Sometimes situations arise when the hole made needs to be made of a significant diameter. For example, this could be a ventilation outlet. It will be very difficult to organize such work ordinary tool. You will need powerful equipment and crowns big size.

Work with large diameters

At the beginning of the work, the area where the hole should be formed is outlined. It is important to observe dimensions here. When the hole diameter is 100 mm, then the circle needs to be drawn at approximately 20 mm. This is typical for situations where the drill deviates from the working circle. Even a small shift can damage the surface if this is not taken into account from the very beginning.
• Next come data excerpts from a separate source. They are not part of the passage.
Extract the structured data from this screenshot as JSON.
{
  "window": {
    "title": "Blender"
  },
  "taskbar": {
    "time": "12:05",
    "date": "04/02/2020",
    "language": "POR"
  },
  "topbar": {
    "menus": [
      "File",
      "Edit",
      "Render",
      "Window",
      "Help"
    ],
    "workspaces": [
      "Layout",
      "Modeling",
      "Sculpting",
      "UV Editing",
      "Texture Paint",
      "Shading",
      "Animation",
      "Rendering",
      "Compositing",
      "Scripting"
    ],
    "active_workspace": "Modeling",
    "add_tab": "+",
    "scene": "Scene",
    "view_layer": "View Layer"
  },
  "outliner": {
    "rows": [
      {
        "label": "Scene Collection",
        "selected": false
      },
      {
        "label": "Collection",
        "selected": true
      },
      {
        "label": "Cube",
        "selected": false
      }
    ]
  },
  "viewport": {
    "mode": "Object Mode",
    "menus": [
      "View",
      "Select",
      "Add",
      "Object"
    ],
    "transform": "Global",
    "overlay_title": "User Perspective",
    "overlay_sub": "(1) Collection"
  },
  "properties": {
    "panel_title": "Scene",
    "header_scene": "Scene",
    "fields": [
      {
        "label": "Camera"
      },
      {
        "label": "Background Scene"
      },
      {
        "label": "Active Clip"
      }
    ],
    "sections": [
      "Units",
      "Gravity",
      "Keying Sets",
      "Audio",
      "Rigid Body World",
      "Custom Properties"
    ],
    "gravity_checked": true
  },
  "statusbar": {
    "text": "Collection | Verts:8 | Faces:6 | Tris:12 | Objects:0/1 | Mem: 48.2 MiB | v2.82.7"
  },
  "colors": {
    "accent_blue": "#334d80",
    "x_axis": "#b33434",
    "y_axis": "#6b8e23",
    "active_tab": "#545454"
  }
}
You need to make sure that the drill goes through the walls. Only in such a situation can you be sure that the hole will be made correctly.


How to drill walls correctly with a drill

If such a question arises, then most likely we are talking about how exactly you need to hold the tool in your hands so that you do not get a hole that is too large. If you need to make a hole at an angle, you need to use special nozzles to the drill. To fix the tool on the surface, you can purchase a stop attachment; this will allow you to drill more accurately and the drill will not go in another direction.

Safety precautions

Compliance with these rules guarantees that the work will be successfully carried out without harm to human health. Before any work, it is important to inspect the surface. If a small element is being drilled, then most likely it will need to be secured in a special vice. For example, if we're talking about about the beam. Never place a work element in a poorly fixed spindle.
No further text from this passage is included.